Minuses – can be a distraction (I keep jumping off to look at photos that come by, or read blog entries – not good when you are trying to write a project plan), slow to load (maybe a result of the indexing process), photo streams seem to get stuck showing the same pictures (particularly if it is loading ones from hard drive).

Netvibes:

Pluses – tabs makes it much more structured, seems much quicker at loading RSS (postings that have yet to appear in GD show up immediately), potentiall richer tool set

Minuses – no desktop integration, need to visit site, not a search tool

Outsourcing learning technologies

This article in the Economist Consumer technologies are invading corporate computing (via George Siemens) outlines how some universities are effectively outsourcing a lot of technical development, using the Google Apps for your domain bundle. The guy says that "Compared with the staid corporate-software industry, using these services is like “receiving technology from an advanced civilisation”, says Mr Sannier."

A couple of things on this – firstly there is often a delay between the rhetoric and the reality when new ideas come along.

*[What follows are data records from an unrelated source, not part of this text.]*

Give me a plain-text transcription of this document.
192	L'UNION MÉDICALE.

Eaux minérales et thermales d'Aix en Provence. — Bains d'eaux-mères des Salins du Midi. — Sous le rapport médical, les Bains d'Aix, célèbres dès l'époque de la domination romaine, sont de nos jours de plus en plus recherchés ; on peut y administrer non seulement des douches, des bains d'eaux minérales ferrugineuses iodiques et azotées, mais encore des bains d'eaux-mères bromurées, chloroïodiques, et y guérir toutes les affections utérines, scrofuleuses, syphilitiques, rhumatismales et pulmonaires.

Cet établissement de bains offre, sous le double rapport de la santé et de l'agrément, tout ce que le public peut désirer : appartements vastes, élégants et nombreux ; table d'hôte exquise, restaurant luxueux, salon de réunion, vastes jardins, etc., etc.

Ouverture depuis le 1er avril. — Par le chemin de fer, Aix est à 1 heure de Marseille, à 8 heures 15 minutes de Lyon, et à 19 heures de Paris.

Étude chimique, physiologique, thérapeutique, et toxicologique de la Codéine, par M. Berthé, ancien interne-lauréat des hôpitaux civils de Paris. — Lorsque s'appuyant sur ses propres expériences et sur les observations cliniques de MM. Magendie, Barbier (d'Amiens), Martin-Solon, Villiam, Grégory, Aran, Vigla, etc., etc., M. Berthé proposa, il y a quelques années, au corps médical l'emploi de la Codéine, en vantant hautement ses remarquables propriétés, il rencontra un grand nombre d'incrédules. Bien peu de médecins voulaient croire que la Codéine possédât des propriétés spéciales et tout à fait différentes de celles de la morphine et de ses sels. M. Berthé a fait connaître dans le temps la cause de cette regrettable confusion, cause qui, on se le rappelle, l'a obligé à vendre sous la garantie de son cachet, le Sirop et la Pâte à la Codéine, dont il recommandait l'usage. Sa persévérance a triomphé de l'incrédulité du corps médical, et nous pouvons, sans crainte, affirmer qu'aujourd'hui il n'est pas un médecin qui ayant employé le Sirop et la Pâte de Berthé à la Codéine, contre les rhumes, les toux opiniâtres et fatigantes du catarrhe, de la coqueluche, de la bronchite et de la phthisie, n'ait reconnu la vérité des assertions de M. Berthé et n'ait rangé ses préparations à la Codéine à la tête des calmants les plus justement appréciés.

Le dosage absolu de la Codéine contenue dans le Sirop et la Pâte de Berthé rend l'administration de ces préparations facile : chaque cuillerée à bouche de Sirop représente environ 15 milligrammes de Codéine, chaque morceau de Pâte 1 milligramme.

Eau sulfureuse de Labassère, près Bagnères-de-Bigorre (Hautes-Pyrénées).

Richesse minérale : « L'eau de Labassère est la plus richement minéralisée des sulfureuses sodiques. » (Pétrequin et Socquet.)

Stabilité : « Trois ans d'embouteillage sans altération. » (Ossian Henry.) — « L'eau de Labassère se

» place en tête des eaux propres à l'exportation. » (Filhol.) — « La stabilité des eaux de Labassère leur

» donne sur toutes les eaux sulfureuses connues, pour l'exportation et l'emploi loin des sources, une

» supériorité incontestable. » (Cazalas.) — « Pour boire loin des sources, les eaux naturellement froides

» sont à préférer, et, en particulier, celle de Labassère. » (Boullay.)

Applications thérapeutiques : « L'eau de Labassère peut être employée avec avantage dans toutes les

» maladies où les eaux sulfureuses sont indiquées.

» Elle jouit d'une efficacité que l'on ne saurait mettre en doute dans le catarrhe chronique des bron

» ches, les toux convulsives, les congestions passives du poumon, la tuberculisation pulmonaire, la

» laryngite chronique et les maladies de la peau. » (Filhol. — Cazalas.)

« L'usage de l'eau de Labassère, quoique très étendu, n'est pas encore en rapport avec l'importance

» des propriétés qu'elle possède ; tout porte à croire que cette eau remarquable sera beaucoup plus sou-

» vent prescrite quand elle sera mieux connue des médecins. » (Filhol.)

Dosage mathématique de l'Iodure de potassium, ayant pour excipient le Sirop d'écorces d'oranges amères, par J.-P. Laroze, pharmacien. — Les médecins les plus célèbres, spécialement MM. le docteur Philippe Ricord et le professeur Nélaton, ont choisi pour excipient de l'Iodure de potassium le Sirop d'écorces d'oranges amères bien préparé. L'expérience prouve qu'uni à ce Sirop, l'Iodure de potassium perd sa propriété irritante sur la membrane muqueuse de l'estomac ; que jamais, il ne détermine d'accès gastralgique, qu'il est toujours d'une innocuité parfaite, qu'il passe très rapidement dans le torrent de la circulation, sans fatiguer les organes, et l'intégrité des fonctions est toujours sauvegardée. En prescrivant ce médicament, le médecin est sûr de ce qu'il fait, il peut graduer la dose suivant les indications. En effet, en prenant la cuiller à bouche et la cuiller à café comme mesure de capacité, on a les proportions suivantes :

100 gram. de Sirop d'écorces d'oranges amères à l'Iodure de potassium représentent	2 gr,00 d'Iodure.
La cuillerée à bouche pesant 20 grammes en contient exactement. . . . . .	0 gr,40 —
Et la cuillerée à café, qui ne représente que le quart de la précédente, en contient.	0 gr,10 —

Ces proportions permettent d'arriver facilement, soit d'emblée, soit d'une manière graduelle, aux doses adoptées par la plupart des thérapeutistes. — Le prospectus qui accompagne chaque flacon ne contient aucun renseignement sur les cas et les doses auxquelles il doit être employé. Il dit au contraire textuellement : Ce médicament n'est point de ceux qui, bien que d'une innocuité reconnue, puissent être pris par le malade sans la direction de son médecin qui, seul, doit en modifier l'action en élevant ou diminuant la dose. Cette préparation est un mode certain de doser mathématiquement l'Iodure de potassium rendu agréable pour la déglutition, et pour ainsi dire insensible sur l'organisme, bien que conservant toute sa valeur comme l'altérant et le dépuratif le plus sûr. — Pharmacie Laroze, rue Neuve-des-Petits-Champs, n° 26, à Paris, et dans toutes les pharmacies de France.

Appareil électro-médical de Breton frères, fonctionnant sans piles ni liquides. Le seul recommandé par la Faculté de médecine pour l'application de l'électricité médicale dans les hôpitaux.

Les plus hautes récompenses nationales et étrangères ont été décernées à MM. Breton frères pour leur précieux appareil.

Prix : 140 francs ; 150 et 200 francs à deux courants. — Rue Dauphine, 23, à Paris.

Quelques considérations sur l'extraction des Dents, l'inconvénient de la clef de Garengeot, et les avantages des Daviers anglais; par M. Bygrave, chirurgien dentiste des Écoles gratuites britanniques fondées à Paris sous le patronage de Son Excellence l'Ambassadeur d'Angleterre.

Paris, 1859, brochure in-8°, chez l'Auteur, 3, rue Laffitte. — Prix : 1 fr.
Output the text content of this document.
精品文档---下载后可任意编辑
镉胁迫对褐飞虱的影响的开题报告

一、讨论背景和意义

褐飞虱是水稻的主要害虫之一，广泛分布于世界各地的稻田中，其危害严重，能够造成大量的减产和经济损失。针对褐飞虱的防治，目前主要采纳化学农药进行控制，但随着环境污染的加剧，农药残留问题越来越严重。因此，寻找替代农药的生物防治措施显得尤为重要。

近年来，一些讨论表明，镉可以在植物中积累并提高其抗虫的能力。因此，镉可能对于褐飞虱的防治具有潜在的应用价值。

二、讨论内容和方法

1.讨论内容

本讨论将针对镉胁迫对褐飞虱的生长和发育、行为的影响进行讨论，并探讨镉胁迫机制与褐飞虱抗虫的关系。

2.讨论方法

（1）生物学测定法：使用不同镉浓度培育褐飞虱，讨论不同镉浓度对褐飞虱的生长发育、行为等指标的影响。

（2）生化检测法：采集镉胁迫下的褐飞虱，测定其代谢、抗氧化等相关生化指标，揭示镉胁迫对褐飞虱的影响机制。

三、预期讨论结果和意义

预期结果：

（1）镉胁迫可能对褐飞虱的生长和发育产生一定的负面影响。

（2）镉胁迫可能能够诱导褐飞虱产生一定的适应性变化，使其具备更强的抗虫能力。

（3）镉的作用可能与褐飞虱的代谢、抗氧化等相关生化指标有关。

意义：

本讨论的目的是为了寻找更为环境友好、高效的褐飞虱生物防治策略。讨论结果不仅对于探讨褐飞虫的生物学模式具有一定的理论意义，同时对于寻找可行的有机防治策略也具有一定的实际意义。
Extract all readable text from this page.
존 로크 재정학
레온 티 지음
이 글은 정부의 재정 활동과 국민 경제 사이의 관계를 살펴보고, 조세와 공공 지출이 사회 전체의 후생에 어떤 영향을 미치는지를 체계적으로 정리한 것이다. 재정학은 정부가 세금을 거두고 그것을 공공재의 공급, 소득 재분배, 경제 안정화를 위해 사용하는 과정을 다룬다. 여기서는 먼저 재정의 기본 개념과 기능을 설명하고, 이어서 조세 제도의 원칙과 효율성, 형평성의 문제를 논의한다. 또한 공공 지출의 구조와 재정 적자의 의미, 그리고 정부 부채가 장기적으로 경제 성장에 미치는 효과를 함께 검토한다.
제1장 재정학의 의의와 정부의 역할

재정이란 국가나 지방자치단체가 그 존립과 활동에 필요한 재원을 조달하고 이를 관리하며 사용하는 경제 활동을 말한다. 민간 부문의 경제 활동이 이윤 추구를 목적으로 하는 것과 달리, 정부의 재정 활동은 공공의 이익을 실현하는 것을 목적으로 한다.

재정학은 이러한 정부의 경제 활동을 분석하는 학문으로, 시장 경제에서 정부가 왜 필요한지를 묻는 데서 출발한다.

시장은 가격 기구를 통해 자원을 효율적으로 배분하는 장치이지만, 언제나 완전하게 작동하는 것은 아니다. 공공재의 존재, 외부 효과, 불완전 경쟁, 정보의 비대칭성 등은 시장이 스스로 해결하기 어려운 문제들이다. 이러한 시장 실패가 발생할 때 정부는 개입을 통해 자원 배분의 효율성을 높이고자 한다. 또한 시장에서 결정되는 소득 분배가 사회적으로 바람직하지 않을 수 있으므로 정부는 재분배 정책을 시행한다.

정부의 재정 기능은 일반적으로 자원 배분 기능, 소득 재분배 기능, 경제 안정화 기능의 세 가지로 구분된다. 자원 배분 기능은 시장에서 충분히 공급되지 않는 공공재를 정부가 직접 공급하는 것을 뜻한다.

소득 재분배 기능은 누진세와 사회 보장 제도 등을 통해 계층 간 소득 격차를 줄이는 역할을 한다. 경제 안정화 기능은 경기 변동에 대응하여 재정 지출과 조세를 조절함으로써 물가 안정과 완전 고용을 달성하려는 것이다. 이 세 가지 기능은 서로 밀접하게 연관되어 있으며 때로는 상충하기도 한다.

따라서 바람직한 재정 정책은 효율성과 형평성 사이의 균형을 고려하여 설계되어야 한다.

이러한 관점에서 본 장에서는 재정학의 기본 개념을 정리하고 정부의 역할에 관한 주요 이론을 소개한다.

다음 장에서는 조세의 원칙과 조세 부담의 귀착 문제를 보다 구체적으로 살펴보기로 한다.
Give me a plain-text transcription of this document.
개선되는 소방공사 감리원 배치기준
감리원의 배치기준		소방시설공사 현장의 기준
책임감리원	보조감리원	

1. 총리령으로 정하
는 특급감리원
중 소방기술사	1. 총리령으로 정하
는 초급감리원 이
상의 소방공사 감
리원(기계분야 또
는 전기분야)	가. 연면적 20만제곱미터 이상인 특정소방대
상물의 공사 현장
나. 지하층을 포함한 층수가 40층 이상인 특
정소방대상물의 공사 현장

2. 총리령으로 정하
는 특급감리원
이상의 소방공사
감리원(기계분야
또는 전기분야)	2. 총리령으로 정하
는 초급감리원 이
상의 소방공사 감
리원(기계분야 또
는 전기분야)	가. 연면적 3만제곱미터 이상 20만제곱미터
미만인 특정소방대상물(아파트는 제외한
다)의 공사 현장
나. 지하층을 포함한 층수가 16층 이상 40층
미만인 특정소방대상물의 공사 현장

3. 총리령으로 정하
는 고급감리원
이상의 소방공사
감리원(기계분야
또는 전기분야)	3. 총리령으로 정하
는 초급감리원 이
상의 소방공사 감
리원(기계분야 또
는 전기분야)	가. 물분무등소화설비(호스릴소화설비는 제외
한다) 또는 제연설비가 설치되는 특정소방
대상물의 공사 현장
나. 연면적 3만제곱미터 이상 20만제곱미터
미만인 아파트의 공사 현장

The whole service oriented approach was one of these. I found myself wisely telling everyone to think of everything as a service, without really being sure what this meant. Google have continued to demonstrate what this really means, and this is a good example. It’s not about buying a big bit of kit for your IT guys to install, you simply say ‘all our students get the Google services.’ Secondly, it really does mark something of a watershed that universities are now formally recognising these consumer, real world apps and not insisting that somehow education is special and needs to develop its own tools. Thirdly, what sort of impact does this have on institutional practice? As a small example, at the OU we have struggled with a calendar project for a while (partly it isn’t a calendar project but a multiple database problem), but at what point would it be effective to say ‘hey, go with Google’. What the institution needs to concentrate on then is making data available in the right format. It’s kind of analagous to educators needing to shift their focus from creating content to supporting understanding.

The real reason behind that Cisco lawsuit

So Cisco are suing Apple for the use of the iphone name. I heard this numerous times today and my initial reaction was ‘how could Apple have been so dumb?’ But then I noticed that every news report seemed contractually obliged to mention that the iphone ‘which Apple describe as magical’, was a really cool product – and who are this Cisco bunch anyway?

And then idiots like me blog about it – in this day alone Apple have recouped more in advertising and blogosphere chat than any lawsuit will cost them. When you’re Steve Jobs and you have cool looking gadgets, all publicity really is good publicity.

On the subject of the phone itself I’m not convinced by the pricing – it costs an absolute fortune and then they tie you in with only one provider (at the moment in the US that is what is planned anyway). This is Apple’s old closed world view in play again – they may be the last great proprietary company. Ironically, given their foundations, they resemble IBM more every day – I think in many years to come we will view them both as one of the same kind. In much the same way that we no longer view Hard Times as an historical novel from Dickens, but just a Dickens novel, the gap between the two is lost when viewed from a decent time lapse.